Jan. 14, 2004 – The first official public screening of a documentary on the civil disobedience that led the U.S. Navy to discontinue weapons exercises on and around Vieques will be held on Saturday on the University of the Virgin Islands St. Croix campus with teleconference hookup to the St. Thomas campus.
The film, "Vieques: An Island Forging Futures," was produced and directed by Johanna Bermúdez-Ruiz. It will be featured at Saturday's 16th annual conference of the Society of Virgin Islands Historians, which is being co-sponsored by UVI's Social Sciences Division.
The conference, including the film showing, will be held in Room 401 of the Melvin Evans Center on the St. Croix campus. Teleconferencing will be with Chase Auditorium, which is Room B101 of the Business Administration Building on the St. Thomas campus.
On both campuses the public is invited to attend the film viewing, as well as other events on the conference program, which runs from 9 a.m. to 12:30 p.m.. Admission is free. The conference theme is "Inter-island Connections in Historical Perspective."
"Our presenters will all deal with various aspects of that theme," George Tyson, conference chair, said. "We have people from the States, Puerto Rico, the British Virgin Islands, and Virgin Islanders with Hispanic heritage. We're going to be exploring the concept of these islands as a kind of family of islands with geological, commercial and cultural links."
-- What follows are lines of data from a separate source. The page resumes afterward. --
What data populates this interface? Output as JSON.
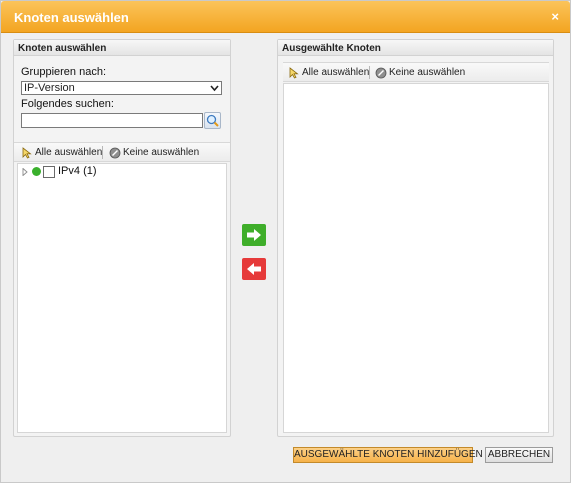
{
  "dialog": {
    "title": "Knoten auswählen",
    "close_label": "×"
  },
  "left_panel": {
    "header": "Knoten auswählen",
    "group_label": "Gruppieren nach:",
    "group_value": "IP-Version",
    "search_label": "Folgendes suchen:",
    "search_value": "",
    "select_all": "Alle auswählen",
    "select_none": "Keine auswählen",
    "tree": [
      {
        "label": "IPv4 (1)",
        "status": "up",
        "checked": false,
        "expanded": false
      }
    ]
  },
  "right_panel": {
    "header": "Ausgewählte Knoten",
    "select_all": "Alle auswählen",
    "select_none": "Keine auswählen"
  },
  "footer": {
    "add_selected": "AUSGEWÄHLTE KNOTEN HINZUFÜGEN",
    "cancel": "ABBRECHEN"
  },
  "colors": {
    "title_bar": "#f3a521",
    "add_arrow": "#3fae2a",
    "remove_arrow": "#e63a3a",
    "status_up": "#3ab02c",
    "primary_button": "#f6b24a"
  },
  "icons": {
    "select_all": "cursor-select-icon",
    "select_none": "clear-circle-icon",
    "search": "magnifier-icon",
    "add": "arrow-right-icon",
    "remove": "arrow-left-icon",
    "expand": "triangle-right-icon",
    "status": "status-dot-icon"
  }
}
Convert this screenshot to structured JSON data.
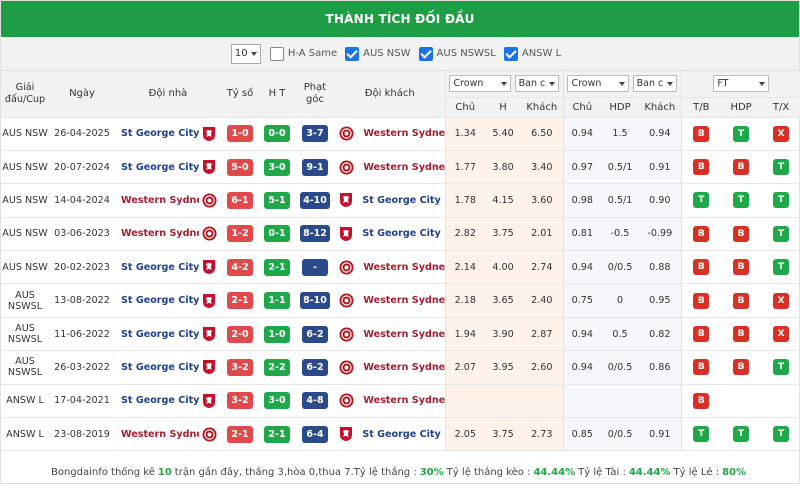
{
  "header": {
    "title": "THÀNH TÍCH ĐỐI ĐẦU"
  },
  "filters": {
    "count": "10",
    "options": [
      {
        "label": "H-A Same",
        "checked": false
      },
      {
        "label": "AUS NSW",
        "checked": true
      },
      {
        "label": "AUS NSWSL",
        "checked": true
      },
      {
        "label": "ANSW L",
        "checked": true
      }
    ]
  },
  "columns": {
    "league": "Giải đấu/Cup",
    "date": "Ngày",
    "home": "Đội nhà",
    "score": "Tỷ số",
    "ht": "H T",
    "corner": "Phạt góc",
    "away": "Đội khách",
    "book1": "Crown",
    "book1b": "Ban c",
    "book2": "Crown",
    "book2b": "Ban c",
    "ft": "FT",
    "sub": [
      "Chủ",
      "H",
      "Khách",
      "Chủ",
      "HDP",
      "Khách",
      "T/B",
      "HDP",
      "T/X"
    ]
  },
  "rows": [
    {
      "league": "AUS NSW",
      "date": "26-04-2025",
      "home": "St George City ...",
      "home_side": "stgeorge",
      "score": "1-0",
      "score_color": "red",
      "ht": "0-0",
      "corner": "3-7",
      "away": "Western Sydne...",
      "away_side": "western",
      "o1": "1.34",
      "o2": "5.40",
      "o3": "6.50",
      "h1": "0.94",
      "h2": "1.5",
      "h3": "0.94",
      "tb": "B",
      "hdp": "T",
      "tx": "X"
    },
    {
      "league": "AUS NSW",
      "date": "20-07-2024",
      "home": "St George City ...",
      "home_side": "stgeorge",
      "score": "5-0",
      "score_color": "red",
      "ht": "3-0",
      "corner": "9-1",
      "away": "Western Sydne...",
      "away_side": "western",
      "o1": "1.77",
      "o2": "3.80",
      "o3": "3.40",
      "h1": "0.97",
      "h2": "0.5/1",
      "h3": "0.91",
      "tb": "B",
      "hdp": "B",
      "tx": "T"
    },
    {
      "league": "AUS NSW",
      "date": "14-04-2024",
      "home": "Western Sydne...",
      "home_side": "western",
      "score": "6-1",
      "score_color": "red",
      "ht": "5-1",
      "corner": "4-10",
      "away": "St George City ...",
      "away_side": "stgeorge",
      "o1": "1.78",
      "o2": "4.15",
      "o3": "3.60",
      "h1": "0.98",
      "h2": "0.5/1",
      "h3": "0.90",
      "tb": "T",
      "hdp": "T",
      "tx": "T"
    },
    {
      "league": "AUS NSW",
      "date": "03-06-2023",
      "home": "Western Sydne...",
      "home_side": "western",
      "score": "1-2",
      "score_color": "red",
      "ht": "0-1",
      "corner": "8-12",
      "away": "St George City ...",
      "away_side": "stgeorge",
      "o1": "2.82",
      "o2": "3.75",
      "o3": "2.01",
      "h1": "0.81",
      "h2": "-0.5",
      "h3": "-0.99",
      "tb": "B",
      "hdp": "B",
      "tx": "T"
    },
    {
      "league": "AUS NSW",
      "date": "20-02-2023",
      "home": "St George City ...",
      "home_side": "stgeorge",
      "score": "4-2",
      "score_color": "red",
      "ht": "2-1",
      "corner": "-",
      "away": "Western Sydne...",
      "away_side": "western",
      "o1": "2.14",
      "o2": "4.00",
      "o3": "2.74",
      "h1": "0.94",
      "h2": "0/0.5",
      "h3": "0.88",
      "tb": "B",
      "hdp": "B",
      "tx": "T"
    },
    {
      "league": "AUS NSWSL",
      "date": "13-08-2022",
      "home": "St George City ...",
      "home_side": "stgeorge",
      "score": "2-1",
      "score_color": "red",
      "ht": "1-1",
      "corner": "8-10",
      "away": "Western Sydne...",
      "away_side": "western",
      "o1": "2.18",
      "o2": "3.65",
      "o3": "2.40",
      "h1": "0.75",
      "h2": "0",
      "h3": "0.95",
      "tb": "B",
      "hdp": "B",
      "tx": "X"
    },
    {
      "league": "AUS NSWSL",
      "date": "11-06-2022",
      "home": "St George City ...",
      "home_side": "stgeorge",
      "score": "2-0",
      "score_color": "red",
      "ht": "1-0",
      "corner": "6-2",
      "away": "Western Sydne...",
      "away_side": "western",
      "o1": "1.94",
      "o2": "3.90",
      "o3": "2.87",
      "h1": "0.94",
      "h2": "0.5",
      "h3": "0.82",
      "tb": "B",
      "hdp": "B",
      "tx": "X"
    },
    {
      "league": "AUS NSWSL",
      "date": "26-03-2022",
      "home": "St George City ...",
      "home_side": "stgeorge",
      "score": "3-2",
      "score_color": "red",
      "ht": "2-2",
      "corner": "6-2",
      "away": "Western Sydne...",
      "away_side": "western",
      "o1": "2.07",
      "o2": "3.95",
      "o3": "2.60",
      "h1": "0.94",
      "h2": "0/0.5",
      "h3": "0.86",
      "tb": "B",
      "hdp": "B",
      "tx": "T"
    },
    {
      "league": "ANSW L",
      "date": "17-04-2021",
      "home": "St George City ...",
      "home_side": "stgeorge",
      "score": "3-2",
      "score_color": "red",
      "ht": "3-0",
      "corner": "4-8",
      "away": "Western Sydne...",
      "away_side": "western",
      "o1": "",
      "o2": "",
      "o3": "",
      "h1": "",
      "h2": "",
      "h3": "",
      "tb": "B",
      "hdp": "",
      "tx": ""
    },
    {
      "league": "ANSW L",
      "date": "23-08-2019",
      "home": "Western Sydne...",
      "home_side": "western",
      "score": "2-1",
      "score_color": "red",
      "ht": "2-1",
      "corner": "6-4",
      "away": "St George City ...",
      "away_side": "stgeorge",
      "o1": "2.05",
      "o2": "3.75",
      "o3": "2.73",
      "h1": "0.85",
      "h2": "0/0.5",
      "h3": "0.91",
      "tb": "T",
      "hdp": "T",
      "tx": "T"
    }
  ],
  "footer": {
    "p1": "Bongdainfo thống kê",
    "n": "10",
    "p2": "trận gần đây, thắng 3,hòa 0,thua 7.Tỷ lệ thắng :",
    "win": "30%",
    "p3": "Tỷ lệ thắng kèo :",
    "handicap": "44.44%",
    "p4": "Tỷ lệ Tài :",
    "over": "44.44%",
    "p5": "Tỷ lệ Lẻ :",
    "odd": "80%"
  },
  "colors": {
    "header_green": "#1f9d45",
    "badge_red": "#e14a4a",
    "badge_green": "#1fa84a",
    "badge_navy": "#2b4a8c",
    "home_blue": "#1f3f8f",
    "home_red": "#a51d2e"
  },
  "icons": {
    "stgeorge": "red-crest-icon",
    "western": "red-roundel-icon"
  }
}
The conference speakers are Bermúdez-Ruiz, a native Crucian filmmaker based in New York but currently living on St. Croix, where she is preparing a major documentary on the Puerto Rican community; Mitch Kent, a historian who teaches at H. Lavity Stoutt Community College on Tortola; Wanda Mills-Bocachica, a St. Thomian with a background in architecture, urban planning and literary writing who researched marginalized Afro-Puerto Rican communities for her doctoral dissertation; and Svend Holsoe, a Danish-American historian and anthropologist who is professor emeritus at the University of Delaware.
The program will begin at 9 a.m. with welcoming and opening remarks by Arnold Highfield, retired UVI professor and president of the historians society; Aletha Baumann, UVI assistant professor of psychology and current chair of the St. Croix campus Social Sciences Division; and Tyson.
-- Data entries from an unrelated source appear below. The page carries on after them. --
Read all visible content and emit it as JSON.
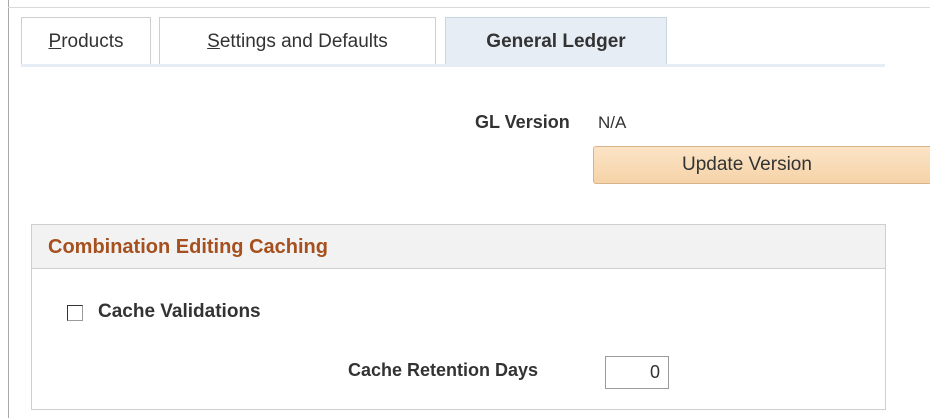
{
  "tabs": [
    {
      "label_prefix": "",
      "accesskey": "P",
      "label_rest": "roducts",
      "active": false
    },
    {
      "label_prefix": "",
      "accesskey": "S",
      "label_rest": "ettings and Defaults",
      "active": false
    },
    {
      "label": "General Ledger",
      "active": true
    }
  ],
  "gl_version": {
    "label": "GL Version",
    "value": "N/A"
  },
  "update_button": {
    "label": "Update Version"
  },
  "group": {
    "title": "Combination Editing Caching",
    "cache_validations": {
      "label": "Cache Validations",
      "checked": false
    },
    "retention": {
      "label": "Cache Retention Days",
      "value": "0"
    }
  },
  "colors": {
    "group_title": "#a5501e",
    "active_tab_bg": "#e6edf4",
    "button_bg": "#f6d3a8"
  }
}
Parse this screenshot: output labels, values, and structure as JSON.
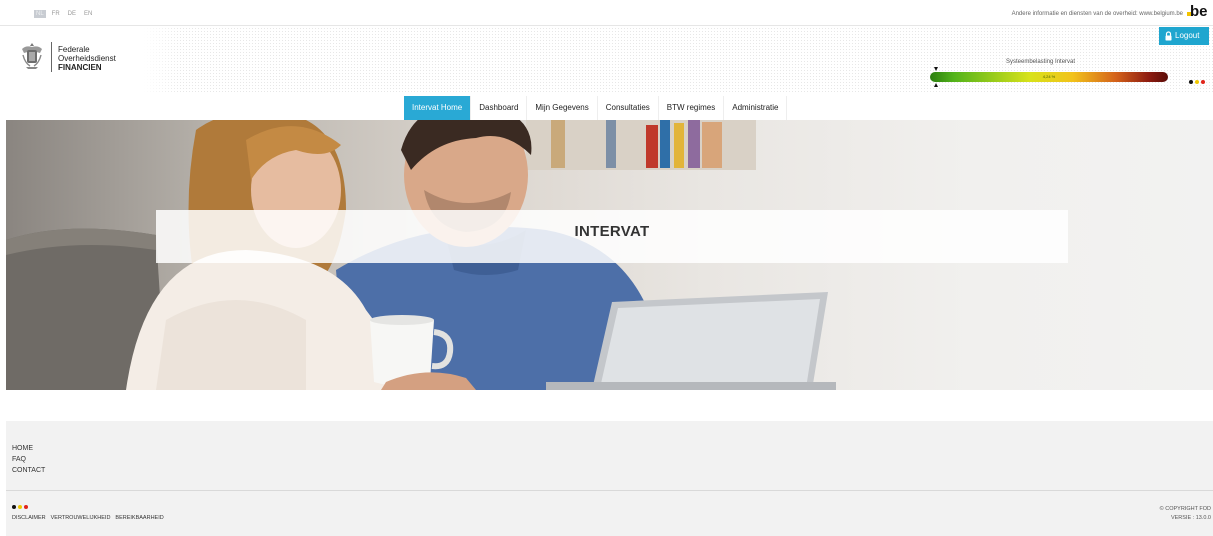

At 9:15 a.m., Kent is to make his presentation of "The Patterns of English Settlement in the Virgin Islands, 1635-1745."
At 10 a.m., Mills-Bocachica will speak on "Danish West Indians in Puerto Rico: Interactions in Loiza and Ponce."
At 11 a.m., Bermúdez-Ruiz will address the gathering on "Reflections on the Puerto Rican Experience on St. Croix." The screening of her film on Vieques will follow, at 11:20 a.m.
And at 11:45 a.m., Holsoe is to speak on "The Liberated Africans of Tortola: Their Lives over Space and Time."
Bermúdez-Ruiz, who is at work now on another film that will document the migration of people from Vieques and Culebra to the Virgin Islands, is "interested in meeting with people who may have archival material about the migration from Vieques and Culebra to the Virgin Islands," a UVI release stated.